Me miró con un asomo de sorpresa; luego sonrió, tenía casi todos los dientes cariados, y dijo:

– Se equivoca, caballero. Mi vocación es la obstetricia.

– Es igual, amigo mío -dije-, todos debemos poner nuestro granito de arena.

Era un chico agradable y espontáneo, y parecía muy seguro de sí mismo.

Irrumpimos en la recepción tan ruidosamente como si aquello fuera una sala de baile. A los pocos segundos conseguí escabullirme por un pasillo cualquiera. A mis espaldas resonaron, cada vez más lejanas, unas voces juveniles:

– Adiós, Hélène.

– Adiós, Paul.

– Adiós, Lisa.

– Adiós, Robert.

Como un desertor, como el desertor que hubiera podido ser de no mediar el gas, me introduje en el hospital sin seguir demasiado tiempo un mismo derrotero, evitando a las enfermeras o a las visitas que de pronto aparecían, llorosas o sonrientes, por puertas que se abrían en los recodos más inesperados.

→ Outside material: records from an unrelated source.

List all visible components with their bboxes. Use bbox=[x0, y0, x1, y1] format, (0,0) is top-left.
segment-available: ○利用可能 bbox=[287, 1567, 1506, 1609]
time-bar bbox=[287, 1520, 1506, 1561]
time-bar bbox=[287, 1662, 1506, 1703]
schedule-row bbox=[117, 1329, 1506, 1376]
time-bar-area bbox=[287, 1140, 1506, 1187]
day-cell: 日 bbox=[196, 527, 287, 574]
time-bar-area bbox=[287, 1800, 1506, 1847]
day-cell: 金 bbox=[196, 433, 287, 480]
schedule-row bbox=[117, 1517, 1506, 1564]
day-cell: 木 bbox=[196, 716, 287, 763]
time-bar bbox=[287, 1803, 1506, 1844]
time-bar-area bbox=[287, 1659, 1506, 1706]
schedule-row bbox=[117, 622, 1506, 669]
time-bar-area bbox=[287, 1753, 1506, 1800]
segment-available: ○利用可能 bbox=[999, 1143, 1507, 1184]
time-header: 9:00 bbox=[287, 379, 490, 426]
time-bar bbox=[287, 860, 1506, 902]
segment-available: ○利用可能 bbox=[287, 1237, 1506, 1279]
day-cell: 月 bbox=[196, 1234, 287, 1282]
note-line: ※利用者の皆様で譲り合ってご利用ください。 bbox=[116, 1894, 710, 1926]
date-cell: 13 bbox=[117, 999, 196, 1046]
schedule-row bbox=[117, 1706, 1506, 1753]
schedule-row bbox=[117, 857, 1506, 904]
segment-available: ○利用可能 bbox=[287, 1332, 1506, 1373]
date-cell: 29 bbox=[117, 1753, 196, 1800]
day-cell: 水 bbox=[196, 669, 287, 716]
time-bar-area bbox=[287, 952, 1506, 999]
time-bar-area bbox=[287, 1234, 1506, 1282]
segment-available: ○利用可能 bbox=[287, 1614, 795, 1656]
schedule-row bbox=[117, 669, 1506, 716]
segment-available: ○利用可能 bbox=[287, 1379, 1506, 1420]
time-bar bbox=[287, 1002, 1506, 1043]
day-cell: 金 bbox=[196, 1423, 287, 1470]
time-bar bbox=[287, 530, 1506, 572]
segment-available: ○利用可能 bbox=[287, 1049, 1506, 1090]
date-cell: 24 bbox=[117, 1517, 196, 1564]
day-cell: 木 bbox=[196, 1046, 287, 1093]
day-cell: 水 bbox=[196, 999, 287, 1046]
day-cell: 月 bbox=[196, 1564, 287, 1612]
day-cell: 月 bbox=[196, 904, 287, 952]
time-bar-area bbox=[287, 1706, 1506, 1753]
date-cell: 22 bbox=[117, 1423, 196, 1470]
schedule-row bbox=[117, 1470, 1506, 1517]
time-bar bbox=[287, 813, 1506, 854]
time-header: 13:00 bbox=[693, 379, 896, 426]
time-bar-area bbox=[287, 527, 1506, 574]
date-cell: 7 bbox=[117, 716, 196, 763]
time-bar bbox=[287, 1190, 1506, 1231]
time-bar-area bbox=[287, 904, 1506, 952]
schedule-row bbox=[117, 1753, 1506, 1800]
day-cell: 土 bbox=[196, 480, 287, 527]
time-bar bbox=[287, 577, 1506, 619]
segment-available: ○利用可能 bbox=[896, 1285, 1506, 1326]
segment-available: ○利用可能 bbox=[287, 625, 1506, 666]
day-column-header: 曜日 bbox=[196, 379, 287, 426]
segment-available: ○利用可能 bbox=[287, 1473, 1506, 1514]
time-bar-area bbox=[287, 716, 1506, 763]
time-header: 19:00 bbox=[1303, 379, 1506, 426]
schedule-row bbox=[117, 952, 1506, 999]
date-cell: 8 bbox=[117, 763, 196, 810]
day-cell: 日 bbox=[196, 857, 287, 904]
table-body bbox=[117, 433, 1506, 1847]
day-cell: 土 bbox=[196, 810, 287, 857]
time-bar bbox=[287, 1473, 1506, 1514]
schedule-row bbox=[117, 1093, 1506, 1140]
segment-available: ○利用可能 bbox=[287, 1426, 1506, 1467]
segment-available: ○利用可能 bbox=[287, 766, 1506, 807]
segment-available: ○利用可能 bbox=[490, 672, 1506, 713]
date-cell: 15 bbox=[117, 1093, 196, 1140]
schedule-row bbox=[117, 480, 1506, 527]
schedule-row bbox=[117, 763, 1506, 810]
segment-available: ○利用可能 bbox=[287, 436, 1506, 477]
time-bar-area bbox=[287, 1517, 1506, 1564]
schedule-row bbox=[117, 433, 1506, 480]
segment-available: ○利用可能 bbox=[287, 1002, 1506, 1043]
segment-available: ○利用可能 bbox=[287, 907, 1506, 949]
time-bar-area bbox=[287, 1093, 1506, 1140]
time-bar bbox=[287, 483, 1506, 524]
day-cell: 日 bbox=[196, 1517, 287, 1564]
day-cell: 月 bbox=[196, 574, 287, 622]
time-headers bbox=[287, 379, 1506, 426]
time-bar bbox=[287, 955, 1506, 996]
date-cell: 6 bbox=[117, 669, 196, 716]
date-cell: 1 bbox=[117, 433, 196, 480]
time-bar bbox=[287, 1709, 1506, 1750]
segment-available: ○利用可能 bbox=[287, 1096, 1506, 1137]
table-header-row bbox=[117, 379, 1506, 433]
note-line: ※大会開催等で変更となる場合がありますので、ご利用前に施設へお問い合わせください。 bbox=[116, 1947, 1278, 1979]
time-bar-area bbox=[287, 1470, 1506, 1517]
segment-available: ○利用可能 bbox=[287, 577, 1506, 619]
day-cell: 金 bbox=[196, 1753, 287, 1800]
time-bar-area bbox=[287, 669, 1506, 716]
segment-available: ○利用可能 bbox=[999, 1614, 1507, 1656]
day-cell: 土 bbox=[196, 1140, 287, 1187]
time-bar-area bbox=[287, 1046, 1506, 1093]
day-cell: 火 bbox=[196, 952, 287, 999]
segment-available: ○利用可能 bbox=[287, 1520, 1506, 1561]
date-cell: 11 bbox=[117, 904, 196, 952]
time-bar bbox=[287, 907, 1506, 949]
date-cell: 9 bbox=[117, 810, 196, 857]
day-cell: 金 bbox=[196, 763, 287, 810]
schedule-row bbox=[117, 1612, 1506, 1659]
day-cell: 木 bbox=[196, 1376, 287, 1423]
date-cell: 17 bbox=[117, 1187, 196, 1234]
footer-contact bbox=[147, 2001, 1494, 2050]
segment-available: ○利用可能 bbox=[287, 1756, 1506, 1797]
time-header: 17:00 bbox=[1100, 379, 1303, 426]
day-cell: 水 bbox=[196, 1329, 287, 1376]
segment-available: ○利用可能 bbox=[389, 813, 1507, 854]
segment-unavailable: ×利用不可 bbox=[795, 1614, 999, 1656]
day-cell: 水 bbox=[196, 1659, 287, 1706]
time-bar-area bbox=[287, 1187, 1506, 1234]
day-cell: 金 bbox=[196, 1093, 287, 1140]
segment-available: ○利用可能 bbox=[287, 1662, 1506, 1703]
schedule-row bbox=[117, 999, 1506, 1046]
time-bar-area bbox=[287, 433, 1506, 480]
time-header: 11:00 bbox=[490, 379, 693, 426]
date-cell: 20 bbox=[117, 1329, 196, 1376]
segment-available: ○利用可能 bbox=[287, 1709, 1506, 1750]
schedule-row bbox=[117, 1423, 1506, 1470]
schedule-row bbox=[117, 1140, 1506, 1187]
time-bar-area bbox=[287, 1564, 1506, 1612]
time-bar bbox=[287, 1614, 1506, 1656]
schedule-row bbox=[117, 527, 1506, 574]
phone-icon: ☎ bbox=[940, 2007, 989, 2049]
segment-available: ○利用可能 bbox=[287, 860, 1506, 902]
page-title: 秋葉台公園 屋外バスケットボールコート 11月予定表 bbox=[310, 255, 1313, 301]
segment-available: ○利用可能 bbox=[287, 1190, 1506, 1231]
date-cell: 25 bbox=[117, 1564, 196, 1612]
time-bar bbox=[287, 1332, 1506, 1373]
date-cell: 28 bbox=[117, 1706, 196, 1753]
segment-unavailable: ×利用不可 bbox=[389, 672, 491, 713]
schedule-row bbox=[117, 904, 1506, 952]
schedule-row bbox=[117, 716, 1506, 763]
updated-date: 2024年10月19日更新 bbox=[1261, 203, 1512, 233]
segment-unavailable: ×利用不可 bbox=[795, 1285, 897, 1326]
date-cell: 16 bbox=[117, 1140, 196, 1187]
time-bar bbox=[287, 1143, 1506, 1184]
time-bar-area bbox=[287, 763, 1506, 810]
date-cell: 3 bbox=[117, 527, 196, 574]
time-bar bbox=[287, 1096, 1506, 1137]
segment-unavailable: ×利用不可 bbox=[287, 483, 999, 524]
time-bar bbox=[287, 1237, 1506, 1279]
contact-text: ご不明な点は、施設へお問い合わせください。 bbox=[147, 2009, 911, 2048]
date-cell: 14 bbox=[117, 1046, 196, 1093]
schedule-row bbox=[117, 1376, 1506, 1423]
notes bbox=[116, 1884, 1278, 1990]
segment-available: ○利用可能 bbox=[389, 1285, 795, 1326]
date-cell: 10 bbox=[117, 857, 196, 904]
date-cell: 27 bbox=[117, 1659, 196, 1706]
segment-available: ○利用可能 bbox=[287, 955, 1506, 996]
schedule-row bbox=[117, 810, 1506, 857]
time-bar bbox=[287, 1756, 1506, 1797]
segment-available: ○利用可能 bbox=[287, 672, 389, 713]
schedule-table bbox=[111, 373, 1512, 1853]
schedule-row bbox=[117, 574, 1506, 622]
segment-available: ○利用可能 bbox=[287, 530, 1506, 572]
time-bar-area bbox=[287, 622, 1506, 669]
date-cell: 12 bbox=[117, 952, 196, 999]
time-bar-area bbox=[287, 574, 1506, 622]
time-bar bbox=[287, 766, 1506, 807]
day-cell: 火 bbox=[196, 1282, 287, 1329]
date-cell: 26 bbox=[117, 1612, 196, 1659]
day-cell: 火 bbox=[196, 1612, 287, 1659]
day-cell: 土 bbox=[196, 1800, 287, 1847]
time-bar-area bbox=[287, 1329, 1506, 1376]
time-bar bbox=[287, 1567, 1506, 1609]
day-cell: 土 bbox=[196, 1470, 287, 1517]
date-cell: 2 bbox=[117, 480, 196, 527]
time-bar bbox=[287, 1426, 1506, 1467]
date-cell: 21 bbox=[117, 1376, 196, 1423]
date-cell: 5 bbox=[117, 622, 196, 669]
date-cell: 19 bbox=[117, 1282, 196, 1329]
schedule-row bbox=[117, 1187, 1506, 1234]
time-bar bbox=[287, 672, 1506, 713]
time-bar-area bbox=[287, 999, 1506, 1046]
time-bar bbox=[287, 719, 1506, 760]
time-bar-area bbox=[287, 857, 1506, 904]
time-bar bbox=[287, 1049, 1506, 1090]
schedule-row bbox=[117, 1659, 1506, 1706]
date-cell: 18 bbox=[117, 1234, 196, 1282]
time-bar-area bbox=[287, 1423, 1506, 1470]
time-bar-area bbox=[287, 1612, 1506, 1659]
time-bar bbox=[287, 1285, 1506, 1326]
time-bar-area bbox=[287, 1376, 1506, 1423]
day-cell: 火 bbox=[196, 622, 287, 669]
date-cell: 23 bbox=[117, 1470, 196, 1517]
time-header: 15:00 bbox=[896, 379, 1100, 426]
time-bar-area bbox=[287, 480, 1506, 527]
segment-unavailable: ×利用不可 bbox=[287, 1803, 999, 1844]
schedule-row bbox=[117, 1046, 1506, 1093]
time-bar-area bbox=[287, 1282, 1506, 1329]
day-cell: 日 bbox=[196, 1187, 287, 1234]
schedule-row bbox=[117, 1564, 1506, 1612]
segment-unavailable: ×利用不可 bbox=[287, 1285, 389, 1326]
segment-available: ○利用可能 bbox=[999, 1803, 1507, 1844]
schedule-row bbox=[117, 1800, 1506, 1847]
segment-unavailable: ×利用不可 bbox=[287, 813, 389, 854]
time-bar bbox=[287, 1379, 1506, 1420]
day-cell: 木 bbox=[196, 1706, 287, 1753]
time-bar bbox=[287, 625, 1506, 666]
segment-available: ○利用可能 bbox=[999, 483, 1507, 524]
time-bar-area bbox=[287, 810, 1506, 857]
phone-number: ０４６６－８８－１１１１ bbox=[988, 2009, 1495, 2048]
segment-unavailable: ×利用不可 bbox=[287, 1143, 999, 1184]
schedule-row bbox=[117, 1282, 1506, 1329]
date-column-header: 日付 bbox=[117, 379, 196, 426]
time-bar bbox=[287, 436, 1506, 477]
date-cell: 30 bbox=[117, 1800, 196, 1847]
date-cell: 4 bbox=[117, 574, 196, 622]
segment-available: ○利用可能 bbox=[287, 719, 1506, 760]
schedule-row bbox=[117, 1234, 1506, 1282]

Mi deseo de evitar ser visto hizo que al cabo de unos minutos involuntariamente me perdiera. A esto también contribuyó la escasez de letreros que informaran al visitante de su situación actual, bien al contrario, las salas no estaban numeradas de forma correlativa, lo que dificultaba cualquier orientación; de igual manera, las escaleras, caprichosas, desiguales, con abundancia de rellanos inútiles, sumadas a los círculos y semicírculos de los pasillos, conseguían que el más avezado de los visitantes ignorara en un momento dado en qué piso se encontraba. Todo lo anterior resultaba agravado por mi determinación de no preguntar nada a nadie.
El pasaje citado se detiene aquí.